The following is a statement from Liz Shuler, President of the AFL-CIO:
In the coming months, the Democratic National Committee (DNC) has the unique opportunity to once again bring working people back to its center. The labor movement represents roughly 20% of the voting members of the DNC. Union members voted for Democratic endorsed candidates from the top of the ticket on down at a much higher rate than the general public. As a diverse movement with organizing at its core, we know how to mobilize with a resonant message to win.
The labor movement engages in electoral politics because we want elected officials who are responsive to working people and who fight for policies that improve our lives and strengthen our rights and freedoms, rather than attack and destroy them.
In this election, the labor movement’s mobilization of our members was built aroundeconomic issues with broad appeal. In a time of heightened cynicism and distrust of politics, those messages were even more salient because they were delivered by voters’ trusted fellow union members at the door, in the workplace, on the phone, and through digital advertising. If there were more workers represented by unions, and as a result more voters, the outcome of the 2024 election would have been different.
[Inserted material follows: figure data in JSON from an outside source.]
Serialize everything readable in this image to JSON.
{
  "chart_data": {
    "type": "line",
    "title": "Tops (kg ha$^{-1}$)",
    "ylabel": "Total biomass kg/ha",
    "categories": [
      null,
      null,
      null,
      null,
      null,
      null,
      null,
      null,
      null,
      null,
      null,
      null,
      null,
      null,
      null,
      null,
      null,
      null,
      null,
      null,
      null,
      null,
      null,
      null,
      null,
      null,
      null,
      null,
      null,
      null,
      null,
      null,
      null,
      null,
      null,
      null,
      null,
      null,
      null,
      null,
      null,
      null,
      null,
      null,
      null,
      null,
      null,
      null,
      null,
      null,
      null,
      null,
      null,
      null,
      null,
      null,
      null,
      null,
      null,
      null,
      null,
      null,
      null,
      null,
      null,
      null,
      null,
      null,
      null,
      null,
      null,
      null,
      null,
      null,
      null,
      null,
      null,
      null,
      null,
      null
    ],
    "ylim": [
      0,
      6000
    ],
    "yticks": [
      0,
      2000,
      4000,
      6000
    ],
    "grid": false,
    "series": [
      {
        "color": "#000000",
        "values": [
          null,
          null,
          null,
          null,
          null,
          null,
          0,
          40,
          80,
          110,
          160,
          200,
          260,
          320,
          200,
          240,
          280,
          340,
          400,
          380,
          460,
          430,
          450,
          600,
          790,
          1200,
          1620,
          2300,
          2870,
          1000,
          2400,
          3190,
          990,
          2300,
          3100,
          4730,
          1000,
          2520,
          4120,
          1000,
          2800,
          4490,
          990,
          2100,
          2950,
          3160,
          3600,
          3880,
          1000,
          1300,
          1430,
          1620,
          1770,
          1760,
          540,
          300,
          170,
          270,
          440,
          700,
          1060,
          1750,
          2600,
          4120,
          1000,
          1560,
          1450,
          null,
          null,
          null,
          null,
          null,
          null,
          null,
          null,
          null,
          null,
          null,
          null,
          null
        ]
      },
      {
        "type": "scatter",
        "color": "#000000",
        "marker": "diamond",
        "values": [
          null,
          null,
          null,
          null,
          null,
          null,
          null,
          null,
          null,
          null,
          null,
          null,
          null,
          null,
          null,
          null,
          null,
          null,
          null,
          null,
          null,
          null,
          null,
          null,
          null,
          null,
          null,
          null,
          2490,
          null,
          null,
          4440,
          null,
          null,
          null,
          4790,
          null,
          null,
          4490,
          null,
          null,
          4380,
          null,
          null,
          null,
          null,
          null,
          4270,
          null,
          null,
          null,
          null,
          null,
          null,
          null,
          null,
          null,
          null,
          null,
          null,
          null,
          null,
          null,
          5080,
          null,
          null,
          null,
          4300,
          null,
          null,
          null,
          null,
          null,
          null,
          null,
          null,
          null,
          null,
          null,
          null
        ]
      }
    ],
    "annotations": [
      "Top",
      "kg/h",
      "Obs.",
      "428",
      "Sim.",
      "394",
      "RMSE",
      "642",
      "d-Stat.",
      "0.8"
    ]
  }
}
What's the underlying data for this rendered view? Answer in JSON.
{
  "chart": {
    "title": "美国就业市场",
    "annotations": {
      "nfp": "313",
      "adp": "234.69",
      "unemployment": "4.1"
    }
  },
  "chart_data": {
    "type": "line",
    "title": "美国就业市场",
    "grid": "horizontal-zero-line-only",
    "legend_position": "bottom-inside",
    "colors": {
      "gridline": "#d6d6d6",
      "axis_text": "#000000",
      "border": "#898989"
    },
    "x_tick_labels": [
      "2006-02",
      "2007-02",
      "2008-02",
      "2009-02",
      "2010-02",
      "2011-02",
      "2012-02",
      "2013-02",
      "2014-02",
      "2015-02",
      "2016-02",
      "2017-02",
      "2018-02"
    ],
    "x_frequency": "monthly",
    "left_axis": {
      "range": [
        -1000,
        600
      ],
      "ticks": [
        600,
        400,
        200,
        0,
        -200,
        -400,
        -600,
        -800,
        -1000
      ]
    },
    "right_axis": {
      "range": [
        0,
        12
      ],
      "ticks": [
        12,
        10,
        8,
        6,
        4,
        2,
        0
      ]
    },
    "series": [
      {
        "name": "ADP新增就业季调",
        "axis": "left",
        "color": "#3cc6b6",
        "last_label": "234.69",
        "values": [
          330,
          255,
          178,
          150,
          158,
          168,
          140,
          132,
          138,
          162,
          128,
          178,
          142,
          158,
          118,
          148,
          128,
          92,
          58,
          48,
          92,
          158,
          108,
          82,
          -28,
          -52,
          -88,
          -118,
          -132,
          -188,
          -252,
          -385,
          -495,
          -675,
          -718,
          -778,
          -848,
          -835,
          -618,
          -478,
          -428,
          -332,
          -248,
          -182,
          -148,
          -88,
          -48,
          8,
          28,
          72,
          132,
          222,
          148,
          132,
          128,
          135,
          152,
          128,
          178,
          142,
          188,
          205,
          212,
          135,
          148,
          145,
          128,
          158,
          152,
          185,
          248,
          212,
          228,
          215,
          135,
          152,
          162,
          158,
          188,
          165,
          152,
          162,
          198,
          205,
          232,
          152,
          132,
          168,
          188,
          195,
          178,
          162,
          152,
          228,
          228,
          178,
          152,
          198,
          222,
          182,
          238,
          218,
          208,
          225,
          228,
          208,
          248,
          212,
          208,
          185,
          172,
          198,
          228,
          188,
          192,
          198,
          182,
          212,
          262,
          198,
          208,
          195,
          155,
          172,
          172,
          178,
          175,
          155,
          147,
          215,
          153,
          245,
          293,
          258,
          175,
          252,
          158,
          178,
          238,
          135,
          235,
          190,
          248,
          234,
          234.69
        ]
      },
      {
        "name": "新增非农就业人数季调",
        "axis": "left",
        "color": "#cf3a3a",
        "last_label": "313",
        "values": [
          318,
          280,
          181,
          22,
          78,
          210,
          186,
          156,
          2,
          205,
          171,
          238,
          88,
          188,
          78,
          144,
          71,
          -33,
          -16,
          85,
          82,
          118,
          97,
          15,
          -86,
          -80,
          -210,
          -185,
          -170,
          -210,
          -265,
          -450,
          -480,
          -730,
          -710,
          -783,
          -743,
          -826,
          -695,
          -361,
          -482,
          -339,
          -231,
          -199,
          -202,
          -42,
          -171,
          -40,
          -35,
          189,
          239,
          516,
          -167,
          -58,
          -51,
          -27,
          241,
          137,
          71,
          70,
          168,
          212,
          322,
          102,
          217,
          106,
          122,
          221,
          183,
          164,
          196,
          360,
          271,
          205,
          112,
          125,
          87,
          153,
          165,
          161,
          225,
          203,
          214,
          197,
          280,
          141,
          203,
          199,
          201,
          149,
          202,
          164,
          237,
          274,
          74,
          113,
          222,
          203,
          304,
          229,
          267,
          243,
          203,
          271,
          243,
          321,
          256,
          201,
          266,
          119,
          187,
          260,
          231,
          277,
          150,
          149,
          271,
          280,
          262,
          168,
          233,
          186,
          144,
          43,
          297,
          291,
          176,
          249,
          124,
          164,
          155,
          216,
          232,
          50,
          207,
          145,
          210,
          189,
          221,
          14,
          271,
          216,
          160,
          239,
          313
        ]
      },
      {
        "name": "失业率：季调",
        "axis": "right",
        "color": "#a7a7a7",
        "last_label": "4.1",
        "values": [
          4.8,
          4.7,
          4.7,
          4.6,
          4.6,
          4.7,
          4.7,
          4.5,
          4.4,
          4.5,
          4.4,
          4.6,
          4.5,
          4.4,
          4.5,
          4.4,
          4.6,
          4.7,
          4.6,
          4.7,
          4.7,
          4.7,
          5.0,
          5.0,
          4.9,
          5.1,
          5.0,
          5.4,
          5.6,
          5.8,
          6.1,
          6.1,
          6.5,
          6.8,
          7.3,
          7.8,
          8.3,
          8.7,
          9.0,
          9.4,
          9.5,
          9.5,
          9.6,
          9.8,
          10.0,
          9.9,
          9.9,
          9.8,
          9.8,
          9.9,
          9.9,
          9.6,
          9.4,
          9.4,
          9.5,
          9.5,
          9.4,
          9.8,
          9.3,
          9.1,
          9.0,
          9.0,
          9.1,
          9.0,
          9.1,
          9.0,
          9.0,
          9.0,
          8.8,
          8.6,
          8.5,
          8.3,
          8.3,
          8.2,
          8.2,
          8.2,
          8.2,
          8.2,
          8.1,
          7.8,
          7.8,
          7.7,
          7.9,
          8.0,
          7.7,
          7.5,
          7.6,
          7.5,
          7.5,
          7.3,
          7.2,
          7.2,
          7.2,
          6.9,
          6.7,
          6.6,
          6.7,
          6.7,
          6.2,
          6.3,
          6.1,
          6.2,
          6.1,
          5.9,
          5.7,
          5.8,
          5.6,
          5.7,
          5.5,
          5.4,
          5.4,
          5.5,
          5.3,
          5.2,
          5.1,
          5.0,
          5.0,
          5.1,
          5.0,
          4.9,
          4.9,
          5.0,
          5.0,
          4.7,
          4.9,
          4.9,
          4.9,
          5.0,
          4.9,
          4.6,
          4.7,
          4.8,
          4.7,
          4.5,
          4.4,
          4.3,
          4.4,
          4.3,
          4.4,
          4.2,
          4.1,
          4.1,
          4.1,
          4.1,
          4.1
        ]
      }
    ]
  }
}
The election of a new slate of DNC officers is an opportunity to change the course of the Democratic Party and to center its purpose and messaging around the economic and social needs of working people. It’s time to stop doing business as usual. In order to win future elections, the party must refocus and be innovative in its approach to communicating with working people with a message that meets them where they are. It must convert our shared values into action, year-round. Now is the time for change.
As labor DNC delegates, we will measure our support for the next slate of DNC leaders using the following principles:
- DNC leadership must have a strong connection to working people and unions. That means having extensively worked with—or even for—labor in the past. In addition to understanding working-class values, DNC leaders need to know how to organize and how to talk to working people. Having leaders who prioritize big-money corporate donors is flatly unacceptable.
- The party must restore its connection to working people by focusing on the core economic issues they care most about. That means working closely with the labor movement to develop an economic framework of values-based policies and messaging that speaks to ALL working people, regardless of age, race, gender, or ideology. To be the party of working people, Democrats need to talk openly and often with all working people about kitchen table economic issues families think about daily.
- Party leaders must commit to a robust, 365-day-a-year field program that engages workers in our communities. The only way Democrats can break through the political noise with a working-class agenda is to have a year-round infrastructure in place to reach voters where they are.
- The party must address its failure to communicate successfully with working people and invest in innovative and creative methods of messaging instead of simply enriching the consulting class. Democrats must better utilize a variety of community-based platforms to reach working people wherever they are on the issues that matter most, not just near election time, but all the time.
As the DNC moves ahead with its selection process for its next leadership team, working people need to be at the table. Every Democrat running for leadership should be able to clearly articulate an answer to this fundamental question: If you were elected as chair, what would you do to elevate labor and working people’s voices and influence within the Democratic Party (please provide specifics)?